Being obedient to God’s call has been rewarding for him both spiritually and physically, he said. Since he began walking, Pastor Chick believes his memory has improved, his singing voice has returned, football injuries to his feet have lessened, and the torn meniscus in his right knee appears to be healed.

“I’m not limping anymore,” he said. “Most days, I’m averaging over three miles an hour, for like four to six hours straight without a break. My lungs and my heart are just like a high school kid. You know, I say, ‘Everybody walk across America! This is gonna help us!’”

He said it’s mind over matter for him when he walks during hot weather. He just drinks more water and soldiers on.

“I’m a mission-oriented person,” he said. “I don’t let the flesh stop me from my mission. I don’t let the enemy stop me from my mission. Why? Because I’m always tapping into that power of God.”

During one recent walk he was very hot and asked God for the relief of a breeze. So an 18-wheeler came along and almost blew him off the road, he said, chuckling. It inspired him into making up an impromptu song, and he started marching to it.

“And every 18-wheeler that came by just gave me a cool breeze. And it was enough to carry me through,” he said. “You know, that’s the way God works for me. Even if it’s an 18-wheeler.”

The message he wants to pass along to a troubled America is of a God who loves his children and warns them of the dangers of not paying attention to his advice.

“It’s like if we’re children and parents tell us, ‘If you don’t pay attention, you’ll pay the price.’ You know, ‘If you don’t stop playing ball in the road, you’re gonna get hit,’” Pastor Chick said. “… So we have to put a fence around our children to protect them, and God has put the Ten Commandments around us to protect us, and if we abide by the Ten Commandments and the Golden Rule, we wouldn’t even need law enforcement.”

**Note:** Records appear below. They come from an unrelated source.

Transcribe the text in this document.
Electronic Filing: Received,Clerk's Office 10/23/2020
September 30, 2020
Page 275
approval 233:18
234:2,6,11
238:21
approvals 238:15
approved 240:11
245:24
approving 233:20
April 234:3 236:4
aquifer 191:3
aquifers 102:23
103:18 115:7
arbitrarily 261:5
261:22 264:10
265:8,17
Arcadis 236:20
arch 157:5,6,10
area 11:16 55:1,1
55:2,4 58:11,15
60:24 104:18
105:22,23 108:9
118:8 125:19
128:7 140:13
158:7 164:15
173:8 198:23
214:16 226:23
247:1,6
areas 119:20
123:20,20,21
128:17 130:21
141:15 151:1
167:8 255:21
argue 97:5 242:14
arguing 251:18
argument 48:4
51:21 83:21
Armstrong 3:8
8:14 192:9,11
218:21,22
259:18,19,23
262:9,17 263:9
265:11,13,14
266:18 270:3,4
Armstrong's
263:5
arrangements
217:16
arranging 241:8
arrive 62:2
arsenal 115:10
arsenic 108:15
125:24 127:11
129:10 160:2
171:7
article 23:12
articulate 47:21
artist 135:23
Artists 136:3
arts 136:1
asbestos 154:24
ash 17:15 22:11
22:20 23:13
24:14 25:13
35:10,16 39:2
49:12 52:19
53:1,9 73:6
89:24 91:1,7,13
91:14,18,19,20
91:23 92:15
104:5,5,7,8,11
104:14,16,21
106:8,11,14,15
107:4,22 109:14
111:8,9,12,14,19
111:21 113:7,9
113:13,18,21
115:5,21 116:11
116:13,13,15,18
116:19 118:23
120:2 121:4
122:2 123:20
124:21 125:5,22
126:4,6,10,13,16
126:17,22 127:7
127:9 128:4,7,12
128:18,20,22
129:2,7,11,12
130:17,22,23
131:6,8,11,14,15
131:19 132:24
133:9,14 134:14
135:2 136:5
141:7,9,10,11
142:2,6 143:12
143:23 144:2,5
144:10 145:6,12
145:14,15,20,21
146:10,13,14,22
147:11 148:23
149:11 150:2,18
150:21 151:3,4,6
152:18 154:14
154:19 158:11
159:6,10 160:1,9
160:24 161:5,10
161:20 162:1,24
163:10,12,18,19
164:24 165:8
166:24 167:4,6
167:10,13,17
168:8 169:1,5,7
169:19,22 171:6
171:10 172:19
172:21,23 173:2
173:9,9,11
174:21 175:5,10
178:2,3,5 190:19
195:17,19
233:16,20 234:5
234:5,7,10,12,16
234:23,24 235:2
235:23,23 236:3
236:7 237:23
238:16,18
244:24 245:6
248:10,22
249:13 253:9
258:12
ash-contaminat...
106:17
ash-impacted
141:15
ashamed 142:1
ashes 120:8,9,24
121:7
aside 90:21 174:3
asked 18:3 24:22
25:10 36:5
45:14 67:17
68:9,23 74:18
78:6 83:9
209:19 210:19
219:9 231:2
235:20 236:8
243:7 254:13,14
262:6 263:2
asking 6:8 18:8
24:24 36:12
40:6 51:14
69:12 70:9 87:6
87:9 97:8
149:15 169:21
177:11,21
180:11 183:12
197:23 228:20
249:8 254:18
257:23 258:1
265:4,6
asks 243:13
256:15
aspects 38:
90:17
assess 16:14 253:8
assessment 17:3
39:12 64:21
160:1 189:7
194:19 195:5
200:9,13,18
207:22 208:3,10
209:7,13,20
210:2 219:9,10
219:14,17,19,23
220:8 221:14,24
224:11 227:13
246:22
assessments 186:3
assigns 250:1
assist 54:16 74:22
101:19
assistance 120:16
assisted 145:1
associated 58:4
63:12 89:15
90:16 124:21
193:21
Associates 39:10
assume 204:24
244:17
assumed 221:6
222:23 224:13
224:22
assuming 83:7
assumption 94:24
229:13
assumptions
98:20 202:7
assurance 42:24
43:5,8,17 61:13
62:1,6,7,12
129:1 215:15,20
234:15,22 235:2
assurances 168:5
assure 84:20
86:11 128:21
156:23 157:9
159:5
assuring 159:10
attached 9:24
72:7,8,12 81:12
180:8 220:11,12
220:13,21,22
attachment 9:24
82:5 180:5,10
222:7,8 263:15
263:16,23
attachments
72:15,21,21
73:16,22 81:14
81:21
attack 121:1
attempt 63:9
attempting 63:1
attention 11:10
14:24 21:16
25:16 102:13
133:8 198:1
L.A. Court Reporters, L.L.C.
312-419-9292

He hold the church responsible for not properly representing God and not getting out of its comfort zone to reach people where they live. “Christians have to leave those four walls and start doing one-on-one ministry and showing love. Extreme love. So that people say, ‘Ha, that is something special.’”

He has served as project director of humanitarian health services in Uganda (East Africa), where locals began to accept him and his wife as sincere after two years of slowly building trust. The website also mentioned his service as a Viet Nam vet (1967-1969) as well as a varied life serving others as a businessman, electronics technician, family counselor and private Christian academy principal. Now he’s often known as a cheerful “cross-country flagman” as he walks through their cities and counties and states.

“We have so many contacts with people,” he said. “We have young people that have their parents stop and say, ‘I want to shake hands with this good man.’ They see a good man carrying an American flag, saluting people, and they identify that as something good. They don’t know I’m a Christian. But they just see it as something good. They’ve got earrings, they’ve got things in their noses and their lips and they’re all purpled up and they don’t know who they are, but they can recognize something good when they see it, and that gives me hope for the kids of America.”

He recalled one older woman who came up to him, touched by his journey and with tears in her eyes. She just reached out to pat him, wordlessly, and seemed to be very moved. “I don’t count anything out here. Because healing is coming, one heart at a time. And I’m beating a loud drum that some may hear a whisper.”